Ventilation noise originates primarily from fans and the air turbulence generated inside ducts and around supply air and exhaust air terminal devices. The appearance of the noise is, of course, affected by factors such as the speed of rotation and the power of the fan, and by how the fan is stabilized or in other ways acoustically insulated. The noise level and the frequency characteristics are also largely determined by the velocity of the air inside ducts and around terminal devices, where factors such as the dimensions and appearance of the ducts and terminal devices may play a decisive role in the appearance of the noise.
The description of the physical characteristics of ventilation noise is based on more reliable knowledge than the description of the human effect. Misconceptions about the levels and frequency characteristics of ventilation noise are still common. This in turn has sometimes led to wrong suggestions about the measures that should be taken in order to eliminate the effects of a ventilation noise exposure.

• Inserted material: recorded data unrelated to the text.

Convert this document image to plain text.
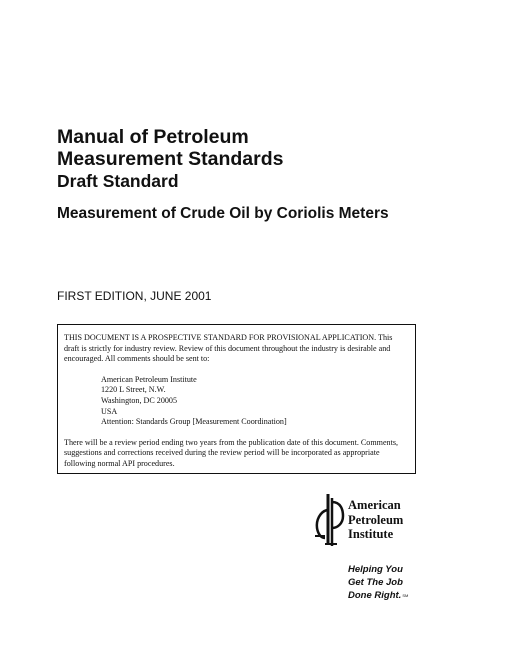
Manual of Petroleum
Measurement Standards
Draft Standard
Measurement of Crude Oil by Coriolis Meters
FIRST EDITION, JUNE 2001

THIS DOCUMENT IS A PROSPECTIVE STANDARD FOR PROVISIONAL APPLICATION. This draft is strictly for industry review. Review of this document throughout the industry is desirable and encouraged. All comments should be sent to:

American Petroleum Institute
1220 L Street, N.W.
Washington, DC 20005
USA
Attention: Standards Group [Measurement Coordination]

There will be a review period ending two years from the publication date of this document. Comments, suggestions and corrections received during the review period will be incorporated as appropriate following normal API procedures.

American
Petroleum
Institute
Helping You
Get The Job
Done Right.℠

The links between levels of exposure and inconvenience caused by ventilation noise are described in an investigation carried out on office workers.2 Technical measurements and analyses of the ventilation noise at 155 typical office workplaces were in this study combined with assessments by the office workers of the level of disturbance that they experienced, the effect on working performance, fatigue, stress-related pain, and headaches. The average noise level was about 40 dB(A) at two of the workplaces, while it was about 35 dB(A) at two others. It emerged from the narrow-band analyses that the sound pressure levels of the infrasound were not in any event of an order that this type of sound frequencies (below 20 Hz) could contribute to any disturbance effects. Any steps taken to counter the sound frequencies of the ventilation noise under 50 Hz, i. e., the point of intersection between the threshold curve of auditory perception and the spectral level distribution curve of the ventilation noise, would thus be ineffective in these cases. This conclusion is based on the fact that the sound pressure levels of the ventilation noise frequency under 50 Hz were significantly below the threshold curve of auditory perception, and as such were not audible. This situation is considered to be representati ve of today’s ventilation noise in offices. The same results were obtained in a study by Paakkonen.3 It must be pointed out, however, that levels above the perception threshold in the infrasound range can, of course, be generated from heavy — duty ventilation systems, for example in factories, stores, and department stores.
It should also be pointed out that the levels from ventilation noise in, for example, workshop premises are often lower than those emanating from other sources, for example machines of various kinds. It is not uncommon for the ventilation noise from industrial premises to cause more disturbance in adjacent offices than in the industrial premises themselves. The fact that ventilation noise propagates in this manner is due to its pronounced low-frequency character. The more low-frequency components in the noise, the greater the propagation. Sound radiation from industrial premises, via duct openings in facades and roofs, may in this manner also cause disturbances in nearby residential accommodations.